According to the will of Nobel Prize benefactor Alfred Nobel, the five-member committee that awards the Nobel Peace Prize must be appointed by the Norwegian Parliament and reflect its current make-up. Since the Conservative Party won many more seats in last year’s election, it can now appoint two members, while Labour also has two seats and the conservative Progress Party still has one.
Labour intends to re-appoint Jagland to a second term on the committee, while neither its other seat nor the Progress Party’s seat is up for reelection. The Conservatives, however, must appoint someone to fill the seat they won from the Socialist Left party (SV), which fared badly in last year’s election, and the Conservatives’ other seat is up for re-election. It’s currently held by party veteran Kaci Kullmann Five, who has said she would like to continue. The party hasn’t decided whether it will let her serve another five-year term or find someone else new.
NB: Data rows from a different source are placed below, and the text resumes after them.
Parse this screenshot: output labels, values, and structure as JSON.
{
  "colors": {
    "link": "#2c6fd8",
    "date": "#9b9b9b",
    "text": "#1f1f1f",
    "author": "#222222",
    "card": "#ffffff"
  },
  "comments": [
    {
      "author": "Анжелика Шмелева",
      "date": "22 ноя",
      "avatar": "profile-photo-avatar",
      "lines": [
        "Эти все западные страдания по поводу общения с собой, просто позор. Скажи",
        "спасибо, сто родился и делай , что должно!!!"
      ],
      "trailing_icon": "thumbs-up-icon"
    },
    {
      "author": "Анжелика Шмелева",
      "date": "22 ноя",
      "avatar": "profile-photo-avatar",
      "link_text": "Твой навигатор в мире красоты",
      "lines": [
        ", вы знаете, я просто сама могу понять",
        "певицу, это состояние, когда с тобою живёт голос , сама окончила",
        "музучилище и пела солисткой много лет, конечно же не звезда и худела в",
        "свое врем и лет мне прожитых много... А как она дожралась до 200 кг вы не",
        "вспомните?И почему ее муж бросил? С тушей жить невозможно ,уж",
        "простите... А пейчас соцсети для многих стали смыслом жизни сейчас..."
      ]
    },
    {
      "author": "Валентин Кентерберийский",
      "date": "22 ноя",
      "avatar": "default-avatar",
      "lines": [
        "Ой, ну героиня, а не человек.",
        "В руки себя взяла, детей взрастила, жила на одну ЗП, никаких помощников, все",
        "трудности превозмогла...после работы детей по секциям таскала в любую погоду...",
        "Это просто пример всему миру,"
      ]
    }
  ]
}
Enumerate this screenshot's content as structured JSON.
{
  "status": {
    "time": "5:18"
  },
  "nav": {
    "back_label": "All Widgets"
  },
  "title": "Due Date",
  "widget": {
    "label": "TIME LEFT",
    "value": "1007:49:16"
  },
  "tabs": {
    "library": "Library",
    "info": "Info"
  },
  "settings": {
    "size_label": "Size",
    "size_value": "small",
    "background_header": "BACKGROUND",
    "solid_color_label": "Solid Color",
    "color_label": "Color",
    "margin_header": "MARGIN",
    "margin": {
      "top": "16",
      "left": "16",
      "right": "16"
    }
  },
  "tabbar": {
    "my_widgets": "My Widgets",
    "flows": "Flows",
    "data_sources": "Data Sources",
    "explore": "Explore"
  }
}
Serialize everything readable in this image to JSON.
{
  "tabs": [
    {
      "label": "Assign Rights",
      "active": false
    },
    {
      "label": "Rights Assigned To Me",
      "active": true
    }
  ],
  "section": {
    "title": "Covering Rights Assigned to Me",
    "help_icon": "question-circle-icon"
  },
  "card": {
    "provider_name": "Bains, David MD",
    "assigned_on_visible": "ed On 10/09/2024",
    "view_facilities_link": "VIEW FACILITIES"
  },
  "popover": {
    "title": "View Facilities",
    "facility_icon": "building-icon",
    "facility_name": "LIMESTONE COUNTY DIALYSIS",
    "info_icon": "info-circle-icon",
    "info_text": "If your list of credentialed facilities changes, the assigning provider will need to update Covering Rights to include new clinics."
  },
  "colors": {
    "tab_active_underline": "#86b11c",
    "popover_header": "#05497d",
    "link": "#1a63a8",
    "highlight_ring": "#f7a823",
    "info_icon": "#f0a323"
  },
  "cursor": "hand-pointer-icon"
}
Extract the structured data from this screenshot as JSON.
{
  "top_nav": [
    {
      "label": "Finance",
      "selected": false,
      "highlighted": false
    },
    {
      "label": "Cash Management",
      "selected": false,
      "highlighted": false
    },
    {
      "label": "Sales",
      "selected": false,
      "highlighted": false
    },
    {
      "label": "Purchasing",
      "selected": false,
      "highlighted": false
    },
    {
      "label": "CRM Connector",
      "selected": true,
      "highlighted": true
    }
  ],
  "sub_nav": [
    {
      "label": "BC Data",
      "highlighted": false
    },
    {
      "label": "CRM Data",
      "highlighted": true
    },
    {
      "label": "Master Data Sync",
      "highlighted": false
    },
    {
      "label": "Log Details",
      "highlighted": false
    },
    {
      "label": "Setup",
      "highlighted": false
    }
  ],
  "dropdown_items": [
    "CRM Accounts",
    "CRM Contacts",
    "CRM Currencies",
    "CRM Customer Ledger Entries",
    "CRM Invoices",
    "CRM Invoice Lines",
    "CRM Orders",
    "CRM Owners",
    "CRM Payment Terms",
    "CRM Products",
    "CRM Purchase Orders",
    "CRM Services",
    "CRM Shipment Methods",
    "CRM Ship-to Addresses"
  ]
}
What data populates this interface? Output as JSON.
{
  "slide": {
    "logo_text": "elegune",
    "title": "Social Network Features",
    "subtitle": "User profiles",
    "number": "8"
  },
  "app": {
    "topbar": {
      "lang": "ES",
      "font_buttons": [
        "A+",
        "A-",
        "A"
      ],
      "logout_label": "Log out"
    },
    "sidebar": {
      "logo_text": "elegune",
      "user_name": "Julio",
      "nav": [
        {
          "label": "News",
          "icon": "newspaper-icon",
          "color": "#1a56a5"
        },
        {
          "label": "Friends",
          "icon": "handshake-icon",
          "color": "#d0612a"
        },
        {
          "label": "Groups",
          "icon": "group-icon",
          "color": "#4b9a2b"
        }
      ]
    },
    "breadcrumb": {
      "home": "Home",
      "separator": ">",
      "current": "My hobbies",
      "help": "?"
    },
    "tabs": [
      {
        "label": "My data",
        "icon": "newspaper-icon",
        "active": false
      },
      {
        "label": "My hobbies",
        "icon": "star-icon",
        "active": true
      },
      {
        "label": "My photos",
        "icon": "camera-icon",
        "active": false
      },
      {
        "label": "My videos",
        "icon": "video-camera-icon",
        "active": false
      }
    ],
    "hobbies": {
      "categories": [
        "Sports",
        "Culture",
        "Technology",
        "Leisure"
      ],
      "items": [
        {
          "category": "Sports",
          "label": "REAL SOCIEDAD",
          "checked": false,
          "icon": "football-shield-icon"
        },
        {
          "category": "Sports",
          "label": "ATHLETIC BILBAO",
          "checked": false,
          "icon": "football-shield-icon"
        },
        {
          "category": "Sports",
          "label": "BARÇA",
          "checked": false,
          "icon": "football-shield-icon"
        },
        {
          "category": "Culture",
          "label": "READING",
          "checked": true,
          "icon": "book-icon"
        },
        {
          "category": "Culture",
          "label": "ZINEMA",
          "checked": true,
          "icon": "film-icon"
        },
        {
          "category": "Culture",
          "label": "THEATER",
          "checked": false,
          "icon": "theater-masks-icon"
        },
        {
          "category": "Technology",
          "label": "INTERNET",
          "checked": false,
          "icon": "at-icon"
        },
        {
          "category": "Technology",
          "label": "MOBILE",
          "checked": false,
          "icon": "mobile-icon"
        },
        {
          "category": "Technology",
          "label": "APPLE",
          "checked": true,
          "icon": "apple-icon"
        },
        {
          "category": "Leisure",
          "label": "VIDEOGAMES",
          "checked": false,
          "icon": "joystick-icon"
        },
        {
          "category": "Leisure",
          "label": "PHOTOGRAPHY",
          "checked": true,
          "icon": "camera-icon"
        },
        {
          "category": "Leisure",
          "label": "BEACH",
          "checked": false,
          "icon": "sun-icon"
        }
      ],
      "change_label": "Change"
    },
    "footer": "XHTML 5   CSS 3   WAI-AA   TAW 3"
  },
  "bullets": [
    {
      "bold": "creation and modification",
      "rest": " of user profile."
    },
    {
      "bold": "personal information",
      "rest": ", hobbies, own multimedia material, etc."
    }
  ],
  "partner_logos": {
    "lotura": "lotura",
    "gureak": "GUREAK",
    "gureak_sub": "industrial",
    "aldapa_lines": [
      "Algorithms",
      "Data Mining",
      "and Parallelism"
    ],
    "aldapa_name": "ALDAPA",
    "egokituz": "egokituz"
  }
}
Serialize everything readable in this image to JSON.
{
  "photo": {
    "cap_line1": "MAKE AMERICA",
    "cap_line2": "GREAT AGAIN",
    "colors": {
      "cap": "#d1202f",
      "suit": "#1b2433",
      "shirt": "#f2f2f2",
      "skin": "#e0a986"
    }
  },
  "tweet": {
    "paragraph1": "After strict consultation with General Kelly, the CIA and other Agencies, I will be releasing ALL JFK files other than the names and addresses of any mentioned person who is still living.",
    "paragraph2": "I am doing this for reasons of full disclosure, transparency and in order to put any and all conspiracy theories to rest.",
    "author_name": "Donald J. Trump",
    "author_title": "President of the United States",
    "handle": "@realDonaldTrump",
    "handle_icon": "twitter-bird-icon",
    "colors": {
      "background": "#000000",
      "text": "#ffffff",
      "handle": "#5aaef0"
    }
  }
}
Trond Helleland, parliamentarian leader for the Conservatives, told newspaper Aftenposten on Thursday that the party has, however, decided that it will only consider Norwegians for the posts. That dashes speculation that such international figures as former UN Secretary General Kofi Annan, veteran Swedish diplomat Carl Bildt or former US Secretary of State Hillary Clinton might be asked to serve. Debate has swirled that the committee needs to further distance itself from Norwegian politics and could benefit from becoming more international.
Helleland pointed to the intentions, though, of Alfred Nobel. “We have evaluated the historic conditions that led to Norway getting the assignment to deal out the Nobel Peace Prize,” Helleland told Aftenposten. “That has made it less likely for us to name a foreign committee member.”
Helleland said the Conservatives were looking for “good names outside the Parliament.” He said the party was considering candidates from “academia, business and civilian life, solid candidates who could do a good job.”
New candidate speculation
New names now circulating include a professor and active media commentator, Janne Matlary Haaland, along with two former editors at newspaper Aftenposten, Nils Morten Udgaard and Per Egil Hegge. The latter two, however, are both 74 years old, so their age is likely to count against them.
The Conservative Party must put forward its candidates for the Norwegian Nobel Committee by November 27, with the new members taking over from January 1. The committee will likely have a conservative majority regardless, with the members then electing their own chairman. It’s thus uncertain whether Labour’s Jagland will survive as chairman. He’s often criticized for having a troublesome double role, since he also heads the Council of Europe.